スクロヴァチェフスキ/読響(2008/9/10)

2008年9月10日(水)19:00
サントリーホール

指揮:スタニスラフ・スクロヴァチェフスキ
読売日本交響楽団
(第474回定期演奏会)
ヴァイオリン:アリョーナ・バーエワ

ブラームス:交響曲第3番
シマノフスキ:ヴァイオリン協奏曲第1番
ショスタコーヴィチ:交響曲第1番

スクロヴァチェフスキさんが変わったのか、私の感じ方が変わったのか…。

スクロヴァチェフスキさんというと、N響に客演していた頃からの印象で、比較的とんがった、老齢とは思えないような若々しい音楽…という先入観を持っていました。

しかし、この日の一曲目のブラームスは、「勢いで押してくる演奏」とは対極にあるような、悠然とした演奏に感じました。
決して先を急がず、小さなフレーズも大切にしながら、雰囲気のある空間をホール内に作り出した感じ。
「ブラームスの英雄」(この第3番)だの「ブラームスの田園」(第2番)だのという呼び名はあまり好きではないのですが、この日の演奏を聴いて思い浮かんだ言葉は、(第3番なのに)「ブラームスの田園」でした。
終楽章こそ、少し勢いの良い部分もありましたが、最後はやはり悠然と、静かに終わりました。

15分の休憩を挟んで、20世紀初頭の音楽が2曲。

シマノフスキは、不思議な音響の部分があるかと思えばロマンティックな部分もある曲で、私にとってはちょっと捉えどころがないのですが、CDで聴いたときに比べてやはり生演奏では、特に弱音の部分の細やかな音響を楽しむことが出来ました。
ショスタコーヴィチの前に演奏するには、なかなか良い選曲だったように思います。

最後のショスタコーヴィチは、「若きショスタコーヴィチが渾身の力を込めて書いた“とんがった”作品」というイメージがあるせいか、冒頭に書いた“スクロヴァチェフスキさんへの先入観”も相まって、めちゃくちゃ“とんがった”演奏を予想していましたが、意外にまろやかな響き。
スケールが大きく、ブラームス同様に「先を急がず、悠然と」という印象。
縦の線が少しずれたように感じた箇所もありましたが、それすらもこの音楽の一部のようです。

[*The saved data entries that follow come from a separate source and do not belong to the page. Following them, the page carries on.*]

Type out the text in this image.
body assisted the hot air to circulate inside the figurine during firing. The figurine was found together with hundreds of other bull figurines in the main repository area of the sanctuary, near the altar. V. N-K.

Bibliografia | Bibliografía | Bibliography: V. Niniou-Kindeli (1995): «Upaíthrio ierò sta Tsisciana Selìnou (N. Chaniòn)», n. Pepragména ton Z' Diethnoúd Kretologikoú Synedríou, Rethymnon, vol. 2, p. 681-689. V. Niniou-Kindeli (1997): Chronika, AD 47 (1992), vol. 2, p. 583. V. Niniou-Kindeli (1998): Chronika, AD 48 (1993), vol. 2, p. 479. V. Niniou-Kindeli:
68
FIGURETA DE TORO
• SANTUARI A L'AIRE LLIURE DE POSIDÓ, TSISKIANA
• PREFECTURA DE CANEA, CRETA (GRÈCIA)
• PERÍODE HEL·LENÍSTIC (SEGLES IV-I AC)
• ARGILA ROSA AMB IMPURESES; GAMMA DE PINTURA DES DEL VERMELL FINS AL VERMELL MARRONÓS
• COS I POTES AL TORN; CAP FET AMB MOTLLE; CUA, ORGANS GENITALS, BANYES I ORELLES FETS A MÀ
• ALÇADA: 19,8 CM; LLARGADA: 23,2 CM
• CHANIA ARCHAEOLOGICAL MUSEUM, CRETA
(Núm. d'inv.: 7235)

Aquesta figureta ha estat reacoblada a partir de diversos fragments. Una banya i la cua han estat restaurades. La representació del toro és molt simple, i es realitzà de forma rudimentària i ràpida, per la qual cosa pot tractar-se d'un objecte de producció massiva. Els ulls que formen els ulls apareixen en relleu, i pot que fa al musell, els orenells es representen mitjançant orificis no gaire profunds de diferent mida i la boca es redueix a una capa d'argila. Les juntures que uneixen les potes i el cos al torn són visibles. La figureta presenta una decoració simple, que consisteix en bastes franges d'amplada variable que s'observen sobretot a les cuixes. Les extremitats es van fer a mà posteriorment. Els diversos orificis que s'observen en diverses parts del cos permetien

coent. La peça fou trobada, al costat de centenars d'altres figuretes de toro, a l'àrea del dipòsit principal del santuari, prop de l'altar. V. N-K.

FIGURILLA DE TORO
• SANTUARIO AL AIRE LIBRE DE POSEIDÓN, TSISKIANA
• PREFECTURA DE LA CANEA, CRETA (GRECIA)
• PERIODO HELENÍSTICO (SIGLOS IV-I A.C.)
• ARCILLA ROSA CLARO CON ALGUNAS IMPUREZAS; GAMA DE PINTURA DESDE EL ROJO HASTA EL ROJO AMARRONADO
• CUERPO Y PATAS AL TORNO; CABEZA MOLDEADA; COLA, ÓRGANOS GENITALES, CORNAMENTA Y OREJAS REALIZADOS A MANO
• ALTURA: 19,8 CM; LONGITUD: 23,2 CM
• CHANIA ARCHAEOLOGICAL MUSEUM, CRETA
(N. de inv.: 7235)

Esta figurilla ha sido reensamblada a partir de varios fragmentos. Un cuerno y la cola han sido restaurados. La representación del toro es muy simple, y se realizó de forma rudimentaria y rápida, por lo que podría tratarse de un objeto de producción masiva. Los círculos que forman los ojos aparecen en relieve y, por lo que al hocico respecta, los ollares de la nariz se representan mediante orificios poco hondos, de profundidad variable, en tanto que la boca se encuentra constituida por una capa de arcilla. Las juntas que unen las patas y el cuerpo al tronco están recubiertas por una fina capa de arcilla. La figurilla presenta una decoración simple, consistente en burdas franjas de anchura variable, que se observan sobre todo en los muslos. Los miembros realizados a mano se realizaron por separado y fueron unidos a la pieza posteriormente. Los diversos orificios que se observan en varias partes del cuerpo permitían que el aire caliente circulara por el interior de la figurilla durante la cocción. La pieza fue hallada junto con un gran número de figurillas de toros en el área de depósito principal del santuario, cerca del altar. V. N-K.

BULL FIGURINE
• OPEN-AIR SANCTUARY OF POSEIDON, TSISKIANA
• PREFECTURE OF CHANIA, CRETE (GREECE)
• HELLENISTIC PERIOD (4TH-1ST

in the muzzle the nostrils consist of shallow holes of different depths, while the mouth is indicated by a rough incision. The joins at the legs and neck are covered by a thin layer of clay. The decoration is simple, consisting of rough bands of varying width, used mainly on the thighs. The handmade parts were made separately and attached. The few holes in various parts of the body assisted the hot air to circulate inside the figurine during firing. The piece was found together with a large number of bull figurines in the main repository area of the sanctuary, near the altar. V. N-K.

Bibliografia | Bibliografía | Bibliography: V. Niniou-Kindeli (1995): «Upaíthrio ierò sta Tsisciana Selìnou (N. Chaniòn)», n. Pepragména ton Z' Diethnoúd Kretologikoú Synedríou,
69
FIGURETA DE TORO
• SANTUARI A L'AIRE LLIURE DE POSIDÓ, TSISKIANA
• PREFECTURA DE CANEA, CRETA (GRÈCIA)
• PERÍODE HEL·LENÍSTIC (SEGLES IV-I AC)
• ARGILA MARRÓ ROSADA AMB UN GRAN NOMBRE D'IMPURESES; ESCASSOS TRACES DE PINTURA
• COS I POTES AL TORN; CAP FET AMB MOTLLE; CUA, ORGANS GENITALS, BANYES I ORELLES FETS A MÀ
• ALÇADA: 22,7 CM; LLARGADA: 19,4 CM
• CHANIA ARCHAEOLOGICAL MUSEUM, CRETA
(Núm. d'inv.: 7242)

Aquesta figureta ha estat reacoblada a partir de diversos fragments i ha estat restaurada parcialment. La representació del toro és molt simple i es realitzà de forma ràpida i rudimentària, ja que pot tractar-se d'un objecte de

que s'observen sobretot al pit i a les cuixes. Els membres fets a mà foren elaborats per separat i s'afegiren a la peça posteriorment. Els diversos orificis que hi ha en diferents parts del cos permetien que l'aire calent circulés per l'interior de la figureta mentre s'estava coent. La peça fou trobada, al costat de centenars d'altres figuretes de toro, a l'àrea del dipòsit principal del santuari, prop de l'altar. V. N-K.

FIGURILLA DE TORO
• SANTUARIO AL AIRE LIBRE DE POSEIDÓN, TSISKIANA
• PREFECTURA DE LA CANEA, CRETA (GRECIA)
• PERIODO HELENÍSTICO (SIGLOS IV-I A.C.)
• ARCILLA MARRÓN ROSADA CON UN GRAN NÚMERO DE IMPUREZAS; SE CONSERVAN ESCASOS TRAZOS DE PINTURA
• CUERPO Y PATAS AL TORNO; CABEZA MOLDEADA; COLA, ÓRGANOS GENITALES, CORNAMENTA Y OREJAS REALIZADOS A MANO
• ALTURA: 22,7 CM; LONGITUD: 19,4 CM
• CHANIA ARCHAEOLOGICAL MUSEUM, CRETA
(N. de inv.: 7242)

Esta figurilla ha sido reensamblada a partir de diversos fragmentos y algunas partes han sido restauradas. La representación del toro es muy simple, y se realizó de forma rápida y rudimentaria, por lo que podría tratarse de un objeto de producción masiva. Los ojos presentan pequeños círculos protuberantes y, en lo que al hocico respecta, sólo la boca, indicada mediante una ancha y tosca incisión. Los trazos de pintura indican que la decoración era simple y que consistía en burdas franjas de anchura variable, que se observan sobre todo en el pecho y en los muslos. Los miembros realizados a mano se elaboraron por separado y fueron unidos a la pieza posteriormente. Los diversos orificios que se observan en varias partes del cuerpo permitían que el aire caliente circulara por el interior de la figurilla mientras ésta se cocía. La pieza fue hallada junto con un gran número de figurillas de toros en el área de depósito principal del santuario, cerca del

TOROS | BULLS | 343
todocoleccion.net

思い起こせば、昨年(2007年)9月に東京芸術劇場でシューマンとショスタコーヴィチを聴いたときに、「ホール(席)の音響のせいか、ややマイルドな音に聞こえた」と感じましたが、そのときの印象に近いものもあります。
「あれ?私は今まで何を聴いていたのだろう」という気にもなりますが、やはり年輪を重ねただけあって、スクロヴァチェフスキさんの指揮は、老大家の至芸のようです。